Single by Yen Town Band (Chara)

from the album Montage
- B-side: "Mama's Alright"
- Released: July 22, 1996
- Genre: J-pop
- Length: 4:49
- Label: Sony Music Japan
- Songwriters: Chara, Shunji Iwai, Takeshi Kobayashi, Takayo Nagasawa, Bryan Burton-Lewis
- Producer: Takeshi Kobayashi

Yen Town Band (Chara) singles chronology
| "Tiny Tiny Tiny" (1995) | "Swallowtail Butterfly (Ai no Uta)" (1996) | ""Chara no Boogie Shoes" with The 99 1/2" (1996) |

= Swallowtail Butterfly (Ai no Uta) =

"Swallowtail Butterfly (Ai no Uta)" (あいのうた, Suwarōteiru Batafurai Ai no Uta) is a song by Chara, released under the name Yen Town Band. It was the lead single from Montage, a concept album released for the Shunji Iwai film Swallowtail Butterfly that also starred Chara. This song was used as the theme song for the film.

The single debuted at #31 on Oricon's singles charts. Two months later, after the release of the film and album, the single managed to reach #1.

The song was written by Takeshi Kobayashi, in collaboration with Chara and film director Shunji Iwai.

==Music video==

The music video begins with a long panning shot over a cityscape.
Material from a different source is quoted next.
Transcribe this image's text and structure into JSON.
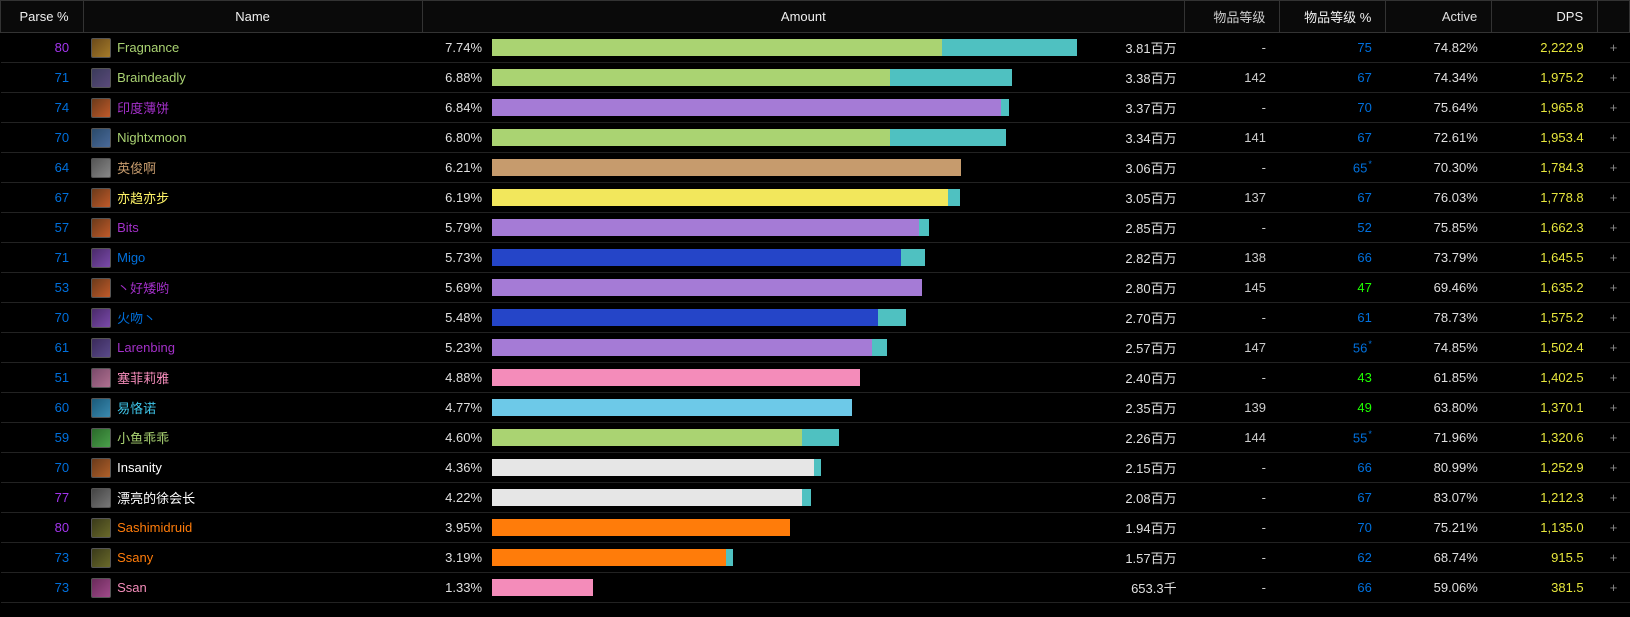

It then shows Chara against a farm windmill. It then switches to a junkyard, where Chara and several other people are filtering through rubbish. They eventually find a working piano, which they bring back on the back of a pickup truck. Chara plays the piano as the car drives off. This scene is interspersed with scenes from the movie.

==Track listing==

Single
| No. | Title | Lyrics | Music | Arranger | Length |
|---|---|---|---|---|---|
| 1. | "Swallowtail Butterfly (Ai no Uta)" | Shunji Iwai, Takeshi Kobayashi, Chara | Takeshi Kobayashi | Takeshi Kobayashi | 4:49 |
| 2. | "Mama's Alright" | Takeshi Kobayashi, Takayo Nagasawa, Bryan Burton-Lewis | Takeshi Kobayashi | Takeshi Kobayashi | 4:11 |

==Chart rankings==

| Charts (1996) | Peak position |
|---|---|
| Oricon weekly singles | 1 |
| Oricon yearly singles | 26 |
| Charts (2010) | Peak position |
| RIAJ Digital Track Chart Top 100 Moumoon cover; | 40 |
| RIAJ Digital Track Chart Top 100 Kumi Koda cover; | 45 |

===Sales===

| Chart | Amount |
|---|---|
| Oricon physical sales | 878,000 |

==Cover versions==
- Cinnabom (2007, compilation album Sound of Kula)
- Hiromi Hirata (as Makoto Kikuchi) (2007, album The Idolmaster Master Artist 04)
- Yoshihiko Kai (2007, album 10 Stories)
- Kumi Koda (2010, album Eternity: Love & Songs)
- Scott Murphy (from Allister) (2008, album Guilty Pleasures II)
- Moumoon (2010, EP Spark)
- My Little Lover (2001, album Singles). Released as a self-cover (Takeshi Kobayashi was, at the time, a member of My Little Lover.) A music video was released.